US soldiers themselves have increasingly been speaking out against army practices in a number of high-profile cases. Kevin Benderman joined the Army in 1987, serving in the first Gulf War. But he was unwilling to return for a second term of duty after his first term in Iraq; he said what he had seen made him morally opposed to returning to war, declaring himself a conscientious objector. Unsurprisingly, the army sees it differently, charging him with desertion.

Yet the testimony of soldiers like Benderman and others speaks volumes about attitudes and indoctrination. They have described experiences in the US army as follows: "I met a lot of people who want to kill Arabs" (Jeremiah Adler), and "We were told that we would be going to Iraq…a new kind of war…these were evil people… We were told to consider all Arabs as potential terrorists… to foster an attitude of hatred…"(Jeremy Hinzman). This context makes the events at Abu Ghraib all too easy to understand.

On a related point, I have long been puzzled as to why the US has been so insistent in obtaining exemption from prosecution for its soldiers at the International Criminal Court.

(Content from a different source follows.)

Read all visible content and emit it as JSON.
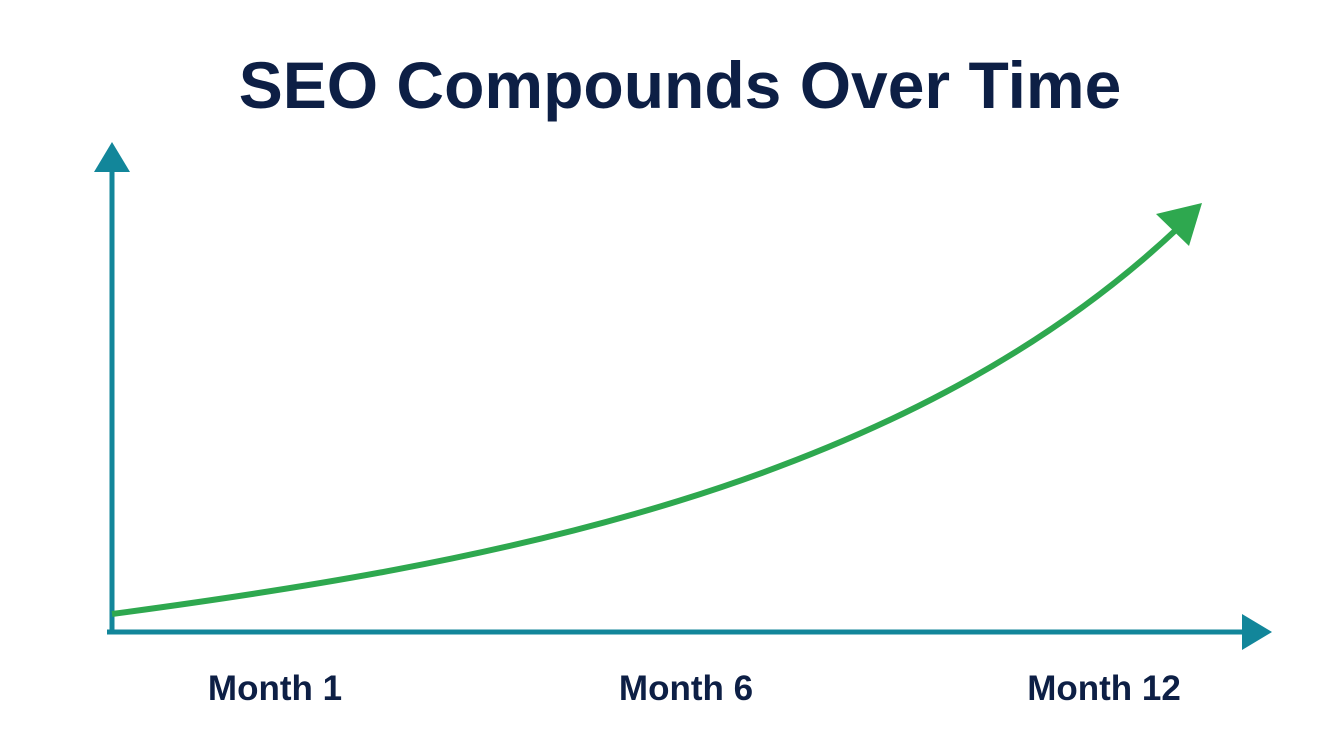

I wondered why, unlike so many other Western countries, they were so worried about being prosecuted by the ICC. Now, understanding more clearly how US soldiers may behave in war (indeed, how they may be instructed to behave, in contravention of international human rights law), the need for them to obtain pre-emptive protection is much clearer!

And yet, as the U.S.-based Human Rights Watch (HRW) has pointed out, it is the senior leadership who should be called to account. HRW has called for a criminal investigation of the Defence Secretary (Rumsfeld), and the former head of the CIA (Tenet), for torture and abuse of detainees in Iraq, Afghanistan, Guantanamo Bay and "secret locations" abroad. The HRW report argues that Mr Rumsfeld's inaction should be investigated under the doctrine of "command responsibility", whereby a superior is responsible for crimes committed by his subordinates when he knew or should have known that they were being committed, but failed to take reasonable measures to stop them. It further states that Mr Rumsfeld approved interrogation techniques violating the Geneva Convention and Convention against Torture e.g. the use of guard-dogs to frighten prisoners, and painful "stress positions".

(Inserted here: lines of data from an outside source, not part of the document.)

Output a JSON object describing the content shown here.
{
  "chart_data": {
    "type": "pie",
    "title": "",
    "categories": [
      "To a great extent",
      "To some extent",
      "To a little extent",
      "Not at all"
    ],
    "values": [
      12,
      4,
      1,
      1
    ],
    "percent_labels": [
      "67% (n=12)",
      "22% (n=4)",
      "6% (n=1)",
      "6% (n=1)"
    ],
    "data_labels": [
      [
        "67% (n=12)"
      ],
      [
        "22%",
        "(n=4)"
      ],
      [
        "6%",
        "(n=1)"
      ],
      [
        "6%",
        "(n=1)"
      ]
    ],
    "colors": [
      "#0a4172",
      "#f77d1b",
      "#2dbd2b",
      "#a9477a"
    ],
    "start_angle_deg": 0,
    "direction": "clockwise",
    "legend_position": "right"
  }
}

The report highlights that although President Bush vowed that "wrongdoers will be brought to justice", only low-ranking personnel have been called to account and the high-level US investigation that cleared four key officers in charge of Iraq operations of responsibility for abuse, has contributed to a "wall of impunity" surrounding the leadership, despite mounting evidence that mistreatment of prisoners resulted from their decisions to "end, ignore, or cast rules aside".

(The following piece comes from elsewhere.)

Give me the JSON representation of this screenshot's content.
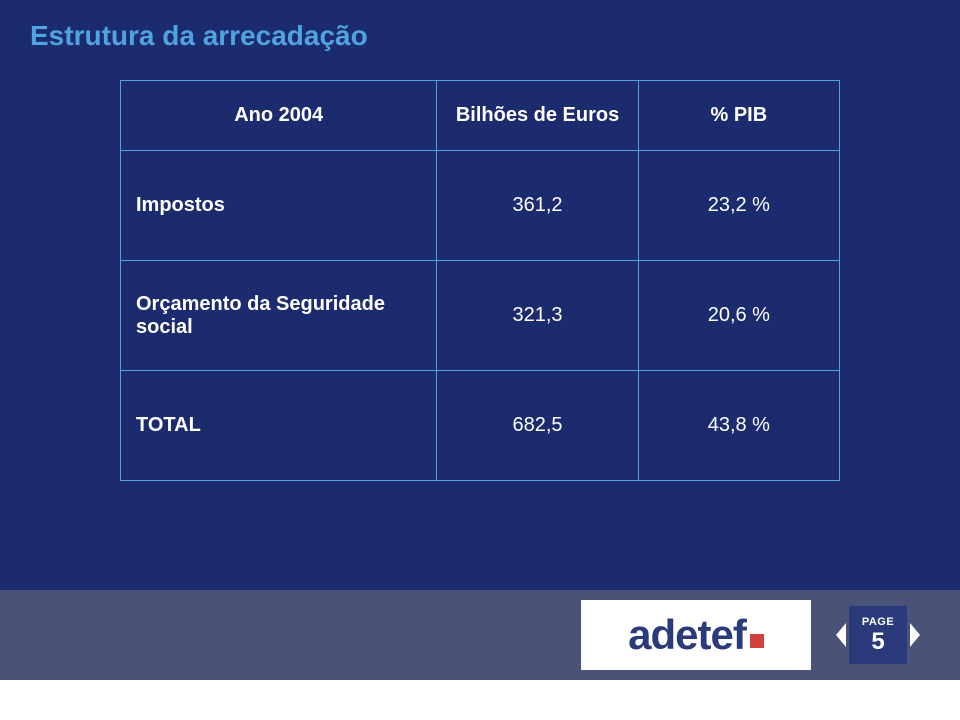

These serious accusations, made by a highly- respected human rights organisation, echo the suspicions of many others still awaiting answers from the US government. The fact remains that if America is to be truly credible as a global campaigner for democracy, transparency and accountability, it must apply these standards to its own behaviour. Until then, the rest of the world will undoubtedly continue to view such claims with a degree of cynicism.